The best of me then when no longer visible, for toward that
I have been incessantly preparing.
WALT
WHITMAN
Pero es natural que esta idea suscite recelos: la naturaleza,
que tan avara se muestra con el genio, ese producto raro y
precioso, ¿habría de haberse sentido pródiga
hasta la locura en un determinado momento?
FIEDRICH
NIETZSCHE
Enigma: Morada del hombre. En toda la obra de Silvina Ocampo,
se atestigua y se proclama un peculiar deseo de desmentir la
mera realidad visible -circundante, falsaria y unilineal la
mayoría de las veces-, no por el mismo afán de
contradecirla o negarla, sino para vindicar la múltiple
creación de universos.
A diferencia del "secreto", del que esperamos una
rápida o contundente resolución sin mayores pretensiones
filosóficas que la de una adivinanza o combinación
previsible de nimiedades o, en los casos más afortunados,
el desciframiento de un crimen [1],
el "enigma" nos somete de inmediato a la gravitación
de lo imposible. Por todo ello, el secreto espera una puerta
de salida a su clave, el enigma -contrario sensu- crea una para
derribarla después.
A
despecho de una concepción de enigma, en el caso puntual
de Borges aparece en ciertos textos una marcada preferencia,
en otro orden de cosas, por las posibilidades semánticas
del "secreto". Escribe en su prólogo a "Artificios"

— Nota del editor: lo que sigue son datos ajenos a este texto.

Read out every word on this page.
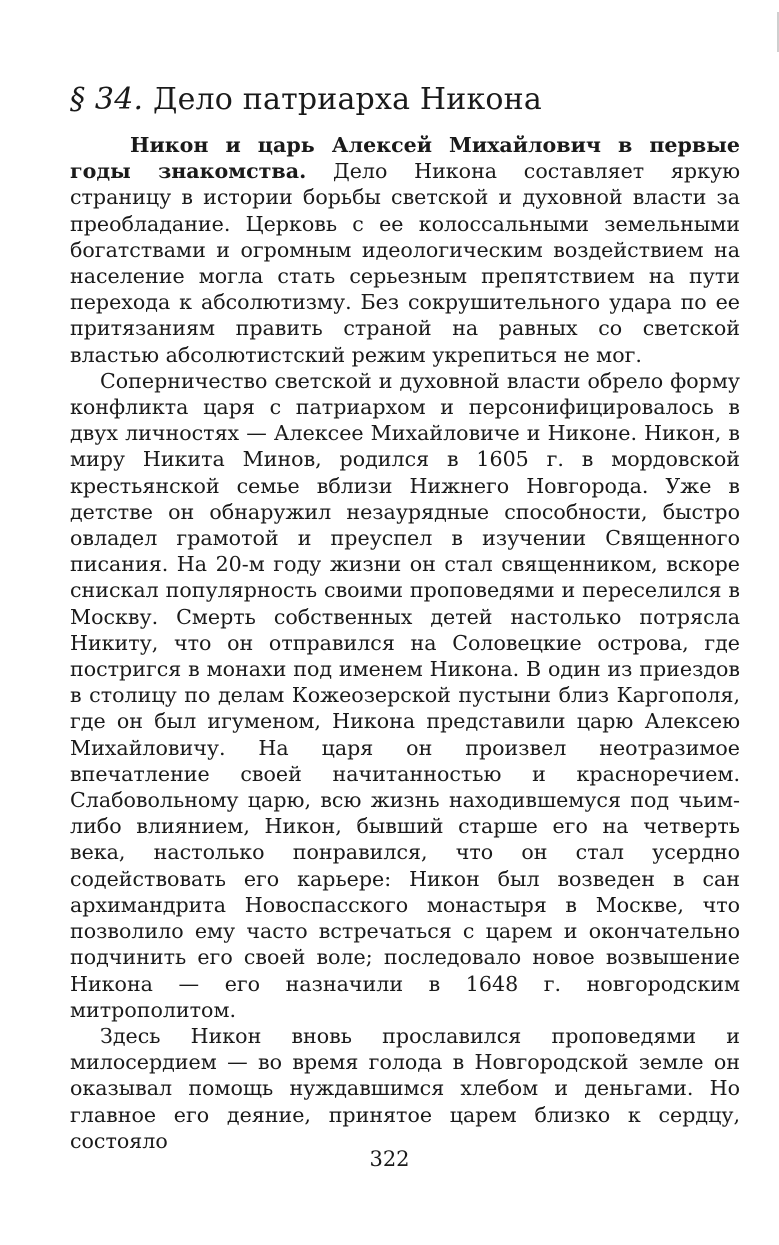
§ 34. Дело патриарха Никона

Никон и царь Алексей Михайлович в первые годы знакомства. Дело Никона составляет яркую страницу в истории борьбы светской и духовной власти за преобладание. Церковь с ее колоссальными земельными богатствами и огромным идеологическим воздействием на население могла стать серьезным препятствием на пути перехода к абсолютизму. Без сокрушительного удара по ее притязаниям править страной на равных со светской властью абсолютистский режим укрепиться не мог.

Соперничество светской и духовной власти обрело форму конфликта царя с патриархом и персонифицировалось в двух личностях — Алексее Михайловиче и Никоне. Никон, в миру Никита Минов, родился в 1605 г. в мордовской крестьянской семье вблизи Нижнего Новгорода. Уже в детстве он обнаружил незаурядные способности, быстро овладел грамотой и преуспел в изучении Священного писания. На 20-м году жизни он стал священником, вскоре снискал популярность своими проповедями и переселился в Москву. Смерть собственных детей настолько потрясла Никиту, что он отправился на Соловецкие острова, где постригся в монахи под именем Никона. В один из приездов в столицу по делам Кожеозерской пустыни близ Каргополя, где он был игуменом, Никона представили царю Алексею Михайловичу. На царя он произвел неотразимое впечатление своей начитанностью и красноречием. Слабовольному царю, всю жизнь находившемуся под чьим-либо влиянием, Никон, бывший старше его на четверть века, настолько понравился, что он стал усердно содействовать его карьере: Никон был возведен в сан архимандрита Новоспасского монастыря в Москве, что позволило ему часто встречаться с царем и окончательно подчинить его своей воле; последовало новое возвышение Никона — его назначили в 1648 г. новгородским митрополитом.

Здесь Никон вновь прославился проповедями и милосердием — во время голода в Новгородской земле он оказывал помощь нуждавшимся хлебом и деньгами. Но главное его деяние, принятое царем близко к сердцу, состояло

322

(1944): "En la alegoría del Fénix me impuse
el problema de sugerir un hecho común -el Secreto- de
una manera vacilante y gradual que resultara, al fin, inequívoca;
no sé hasta dónde la fortuna me ha acompañado."
El Secreto, representa en el relato de Borges, un modus operandi,
un hábito ancestral no cariado por los trabajos del tiempo.
Podría decirse que en él predomina un carácter
ornamental ("...Pero como no hay grupo humano en que no
figuren partidarios del Fénix, también es cierto
que no hay persecución o rigor que éstos no hayan
sufrido y ejecutado... El rito constituye el Secreto... Lo raro
es que el Secreto no se haya perdido hace tiempo...)"[2]
¿Y
qué representa "lo imposible", sino un evidente
e irreprimible espacio de la ausencia, una narración
del mundo, una ausencia del mundo, pero también una reconstrucción
sobre sus escombros? El enigma inaugura siempre el espacio de
lo conjetural, una vastísima topografía (indisoluble
del tiempo) en que la ambigüedad es su ley, pero también
su controversia. Siguiendo la nomenclatura aristotélica
de la Poética, el enigma nos plantearía desde
el origen un espacio de anagnórisis ("el más
bello reconocimiento es el que va acompañado de la peripecia"),
es decir un arduo camino desde la ignorancia al conocimiento,
considerado este último para Silvina Ocampo como una
no decidida cristalización de los mundos que refracta.
Pero hay un punto en el que la escritora se aleja definitivamente
del ars poética [3]
de Aristóteles: la verosimilitud. En relación
con el discurso (continúo citando al griego) "es
preferible lo imposible convincente que lo posible que no convence."
Resulta necesario, entonces, explicar lo imposible en relación
con la poesía, que el paradigma significativo sobrepase
a la realidad significante. "La verosimilitud es lo necesario
en todo discurso (...)", declara Aristóteles sin
reticencia alguna. No es obra de poeta decir lo que ha sucedido,
sino lo que podría o, en todo caso, resulta posible.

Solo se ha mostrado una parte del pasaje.